163 action_std = th.ones_like(mean_actions) * log_std.exp()
--> 164 self.distribution = Normal(mean_actions, action_std)
165 return self
166
~\anaconda3\envs\\lib\site-packages\torch\distributions\normal.py in __init__(self, loc, scale, validate_args)
54 else:
55 batch_shape = self.loc.size()
---> 56 super(Normal, self).__init__(batch_shape, validate_args=validate_args)
57
58 def expand(self, batch_shape, _instance=None):
~\anaconda3\envs\\lib\site-packages\torch\distributions\distribution.py in __init__(self, batch_shape, event_shape, validate_args)
55 if not valid.all():
56 raise ValueError(
---> 57 f"Expected parameter {param} "
58 f"({type(value).__name__} of shape {tuple(value.shape)}) "

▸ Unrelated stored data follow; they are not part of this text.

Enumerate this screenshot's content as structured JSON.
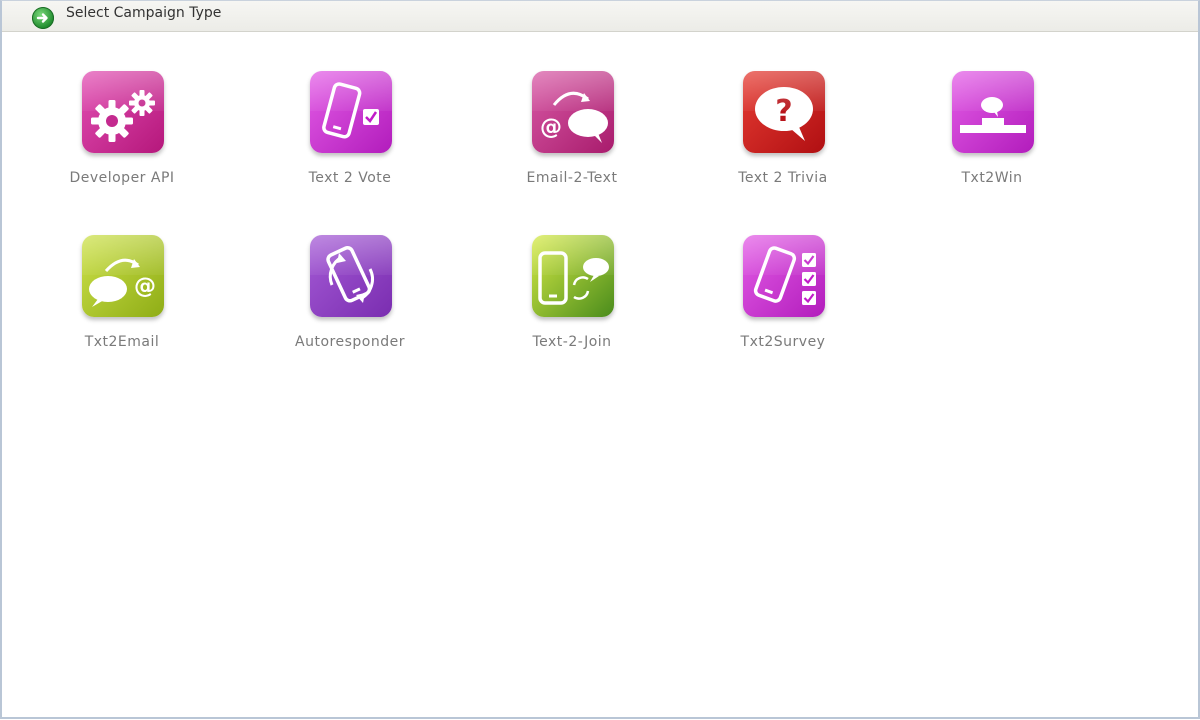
{
  "header": {
    "title": "Select Campaign Type",
    "icon": "arrow-right-circle-icon"
  },
  "tiles": [
    {
      "label": "Developer API",
      "icon": "gears-icon",
      "color": "#c92a93"
    },
    {
      "label": "Text 2 Vote",
      "icon": "phone-check-icon",
      "color": "#cc2ad2"
    },
    {
      "label": "Email-2-Text",
      "icon": "email-to-chat-icon",
      "color": "#c03a8b"
    },
    {
      "label": "Text 2 Trivia",
      "icon": "question-bubble-icon",
      "color": "#cf2420"
    },
    {
      "label": "Txt2Win",
      "icon": "podium-icon",
      "color": "#cc2ad2"
    },
    {
      "label": "Txt2Email",
      "icon": "chat-to-email-icon",
      "color": "#aec830"
    },
    {
      "label": "Autoresponder",
      "icon": "phone-refresh-icon",
      "color": "#8d3fc3"
    },
    {
      "label": "Text-2-Join",
      "icon": "phone-chat-join-icon",
      "color": "#7fb42a"
    },
    {
      "label": "Txt2Survey",
      "icon": "phone-checklist-icon",
      "color": "#cc2ad2"
    }
  ]
}
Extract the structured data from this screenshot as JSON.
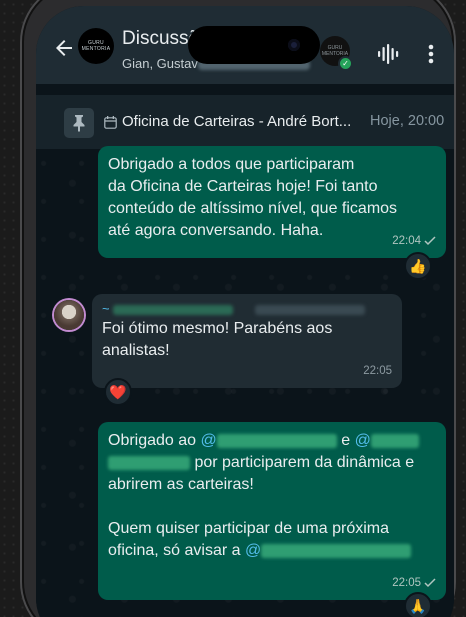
{
  "header": {
    "back_icon": "arrow-left-icon",
    "group_avatar_text": "GURU\nMENTORIA",
    "title": "Discussõ",
    "subtitle_prefix": "Gian, Gustav",
    "call_avatar_text": "GURU\nMENTORIA",
    "voice_icon": "voice-waveform-icon",
    "more_icon": "more-vertical-icon"
  },
  "pinned": {
    "pin_icon": "pin-icon",
    "calendar_icon": "calendar-icon",
    "text": "Oficina de Carteiras - André Bort...",
    "time": "Hoje, 20:00"
  },
  "messages": [
    {
      "direction": "outgoing",
      "lines": [
        "Obrigado a todos que participaram",
        "da Oficina de Carteiras hoje! Foi tanto",
        "conteúdo de altíssimo nível, que ficamos",
        "até agora conversando. Haha."
      ],
      "time": "22:04",
      "reaction": "👍"
    },
    {
      "direction": "incoming",
      "sender_prefix": "~",
      "lines": [
        "Foi ótimo mesmo! Parabéns aos",
        "analistas!"
      ],
      "time": "22:05",
      "reaction": "❤️"
    },
    {
      "direction": "outgoing",
      "line1_a": "Obrigado ao ",
      "mention_at": "@",
      "line1_and": "e",
      "line2_b": "por participarem da dinâmica e",
      "line3": "abrirem as carteiras!",
      "line4": "Quem quiser participar de uma próxima",
      "line5_a": "oficina, só avisar a ",
      "time": "22:05",
      "reaction": "🙏"
    }
  ],
  "colors": {
    "outgoing_bubble": "#005c4b",
    "incoming_bubble": "#202c33",
    "header": "#1f2c34",
    "mention": "#53bdeb"
  }
}
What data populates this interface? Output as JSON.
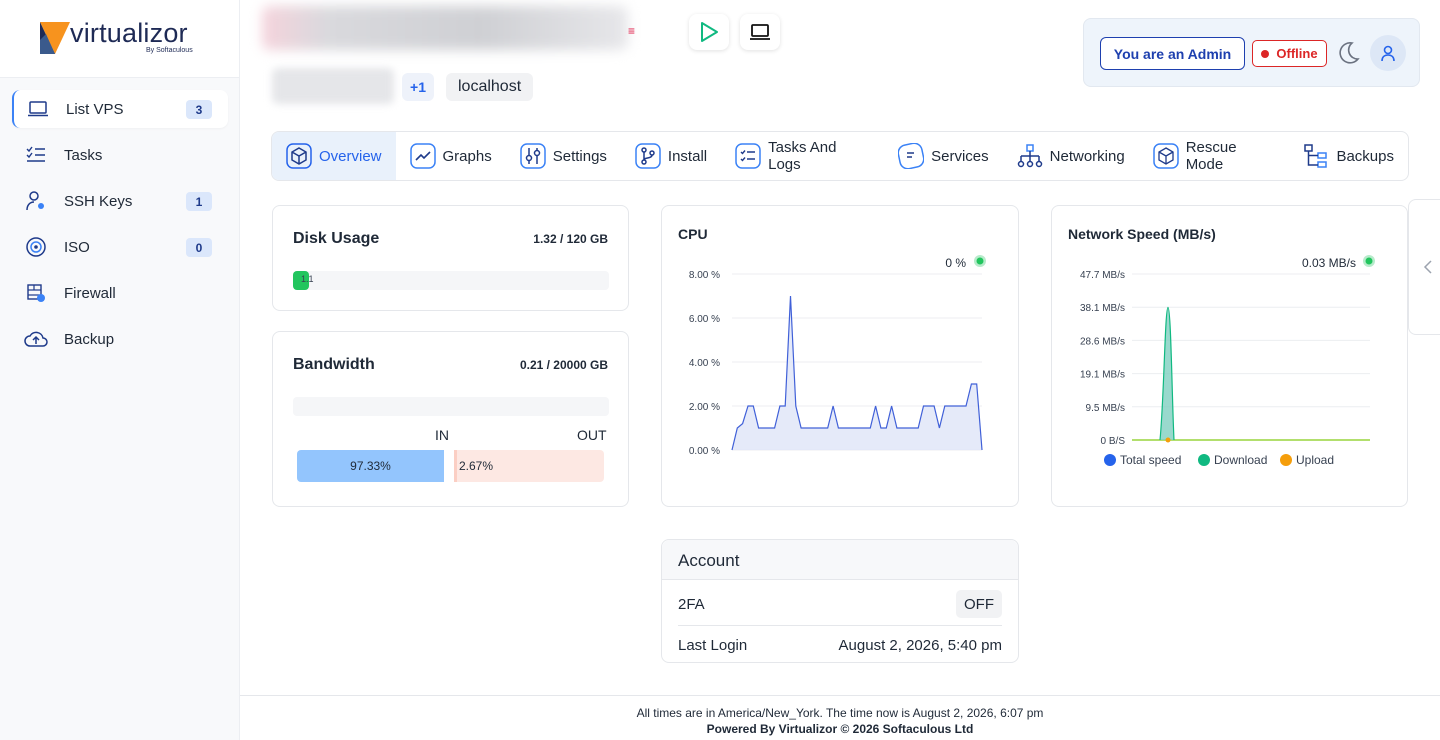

59 f"of distribution {repr(self)} "
Keep in mind my actions are 0<=a<=1. Do I need to make it 0<a<=1 for it to work? It doesn't seem so, because it will train train train and be fine, but then once the trial is up and it's updating weights, it dies. What could be the fix and/or explanation for this? Much appreciated.
It's hard for me to know what the hell it's even complaining about, because this code is deep within stable baselines 3. Could it possibly be a glitch in their packages? I expect it to update the weights and continue to run, but instead it complains that 0 isn't greater than 0.. I don't know why I care about that though, it should just keep going, no?
Thanks for taking a look.
I solved the issue. My problem was that the gym environment I was using was rewarding constant behavior,and since the action doesn't have any standard deviation if the action is a constant, that was what was giving that error. Code's working now!